Tomás revisó su agenda para encontrarse con la amarga noticia de que entre los nombres registrados muchos habían emigrado de su memoria: ¿Quién carajos era Fernanda Sologuren? Además faltaban todas las páginas correspondientes a las primeras cuatro letras del abecedario. Y sin embargo, contra su desmemoria, logró reunir suficientes referencias ya que a sus agendados sumó los nombres incluidos en la lista de las mujeres que había besado en su vida. Así fue como Tomás Fitzgerald confeccionó una honrosa lista de invitados a su cena de Navidad.

La tarde del veintitrés de diciembre, Tomás se dedicó a llamar vía teléfono a sus amigos. Muchos números habían sido modificados e incluso varios amigos habían muerto o no vivían más en este país. También se encontró con voces que aseguraban no recordarlo. "Jamás he tenido un amigo con un nombre tan mamón", le espetó antes de cortar la comunicación una mujer de modales histéricos. Tomás se bebió una botella entera de un tinto español, se polveó la nariz e impasible continuó con su tarea.

-- No entiendo por qué quieres hacer tú una cena navideña --le respondió Ramiro, un joven guitarrista que acababa de grabar su primer disco en una compañía independiente.

-- En estas épocas es mejor pasar inadvertido. Si no celebro Navidad mis vecinos comenzarán a sospechar. Si no me ven entrar con un pavo gordo a casa son capaces de llamar a la policía --dijo Tomás.

-- No cuentes conmigo, Fitzgerald. Mi madre tiene cáncer y quiere que sus hijos cenemos esa noche con ella.

-- No te preocupes, hombre. ¿Cómo vas con tu nuevo disco?

-- En verdad lo siento, Fitzgerald. ¿Por qué no invitas a nuestros amigos judíos? Ellos tienen libre esa noche. Estoy seguro de que desean ponerse tan borrachos como los católicos.

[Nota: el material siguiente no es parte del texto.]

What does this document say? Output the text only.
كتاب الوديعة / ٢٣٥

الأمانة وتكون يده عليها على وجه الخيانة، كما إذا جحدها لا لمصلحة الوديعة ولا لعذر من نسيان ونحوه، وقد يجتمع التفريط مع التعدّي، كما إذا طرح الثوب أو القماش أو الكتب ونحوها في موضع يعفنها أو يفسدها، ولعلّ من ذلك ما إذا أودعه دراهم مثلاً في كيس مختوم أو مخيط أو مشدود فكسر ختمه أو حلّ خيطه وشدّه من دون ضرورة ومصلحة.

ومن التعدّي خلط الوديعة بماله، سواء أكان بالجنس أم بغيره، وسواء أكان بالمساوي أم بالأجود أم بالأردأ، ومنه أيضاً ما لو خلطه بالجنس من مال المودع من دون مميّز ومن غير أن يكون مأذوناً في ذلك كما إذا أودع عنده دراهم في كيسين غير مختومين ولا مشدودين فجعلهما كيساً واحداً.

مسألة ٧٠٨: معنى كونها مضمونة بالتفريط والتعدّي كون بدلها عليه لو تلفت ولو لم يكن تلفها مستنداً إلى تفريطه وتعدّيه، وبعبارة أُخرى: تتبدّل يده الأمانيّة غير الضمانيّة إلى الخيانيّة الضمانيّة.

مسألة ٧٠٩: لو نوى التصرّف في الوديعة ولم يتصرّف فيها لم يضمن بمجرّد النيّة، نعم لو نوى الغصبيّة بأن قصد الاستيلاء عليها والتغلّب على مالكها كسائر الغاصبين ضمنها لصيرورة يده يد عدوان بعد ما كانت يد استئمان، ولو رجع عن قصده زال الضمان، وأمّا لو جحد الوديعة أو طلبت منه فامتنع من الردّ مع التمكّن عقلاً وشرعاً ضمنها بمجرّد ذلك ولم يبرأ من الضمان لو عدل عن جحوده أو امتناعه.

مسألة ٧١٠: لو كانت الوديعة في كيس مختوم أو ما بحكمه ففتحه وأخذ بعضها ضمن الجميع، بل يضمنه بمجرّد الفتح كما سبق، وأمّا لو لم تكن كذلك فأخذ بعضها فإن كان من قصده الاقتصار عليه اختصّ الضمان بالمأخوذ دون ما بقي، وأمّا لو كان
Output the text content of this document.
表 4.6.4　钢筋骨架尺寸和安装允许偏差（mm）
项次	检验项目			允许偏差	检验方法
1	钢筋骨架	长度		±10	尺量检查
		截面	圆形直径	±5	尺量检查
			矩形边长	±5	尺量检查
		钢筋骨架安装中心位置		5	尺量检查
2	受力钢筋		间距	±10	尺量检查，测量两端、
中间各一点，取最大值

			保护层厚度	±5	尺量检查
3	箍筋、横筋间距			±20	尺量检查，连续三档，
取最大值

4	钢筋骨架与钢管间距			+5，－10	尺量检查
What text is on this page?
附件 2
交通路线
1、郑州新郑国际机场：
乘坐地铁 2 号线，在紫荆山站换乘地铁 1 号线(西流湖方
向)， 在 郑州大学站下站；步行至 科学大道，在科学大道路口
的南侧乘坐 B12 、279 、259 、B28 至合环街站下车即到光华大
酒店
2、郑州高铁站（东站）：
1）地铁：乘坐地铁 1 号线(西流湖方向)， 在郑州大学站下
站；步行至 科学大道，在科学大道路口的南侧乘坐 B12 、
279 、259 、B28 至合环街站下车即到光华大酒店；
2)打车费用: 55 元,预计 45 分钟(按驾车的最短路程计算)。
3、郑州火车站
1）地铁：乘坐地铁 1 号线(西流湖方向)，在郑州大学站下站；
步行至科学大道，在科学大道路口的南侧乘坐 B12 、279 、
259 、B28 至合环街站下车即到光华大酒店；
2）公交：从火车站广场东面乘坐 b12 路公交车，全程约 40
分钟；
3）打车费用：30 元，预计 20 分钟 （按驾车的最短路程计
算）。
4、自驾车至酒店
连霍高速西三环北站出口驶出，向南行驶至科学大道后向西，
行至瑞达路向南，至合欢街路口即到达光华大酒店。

-- Es una buena idea, Ramiro. Gracias.

La noche de Navidad Tomás Fitzgerald esperaba siete invitados aunque el timbre de su puerta fue requerido sólo en dos ocasiones. La primera vez por un Santa Clos ebrio que vendía caramelos en forma de estrellas. La segunda ocasión que el timbre chilló fue para anunciar que Berenice estaba detrás de la puerta. Tomás no se sintió en absoluto decepcionado a causa de las ausencias. Por el contrario, abrió varias botellas de champaña e intentó cocinar el contenido de unas latas francesas cuyas etiquetas le resultaban extravagantes: "foie maigre de canard" y "terrine de chevreuil". El cabello rubio de Berenice había crecido de manera ingobernable. Sus ojos eran melancólicos, dulces como las doradas hojas de un árbol a punto de caer. Esa noche conversaron hasta el amanecer acerca de las cosas más simples. Berenice reía como una niña mientras Tomás le acariciaba los senos. A las seis de la mañana escucharon gritos en la calle. Estaban desnudos sobre la cama. Se abrazaron como lo hacían antes de que Berenice fuera internada en la clínica por órdenes de su padre. Los gritos en la calle continuaban. La cena de Navidad había terminado.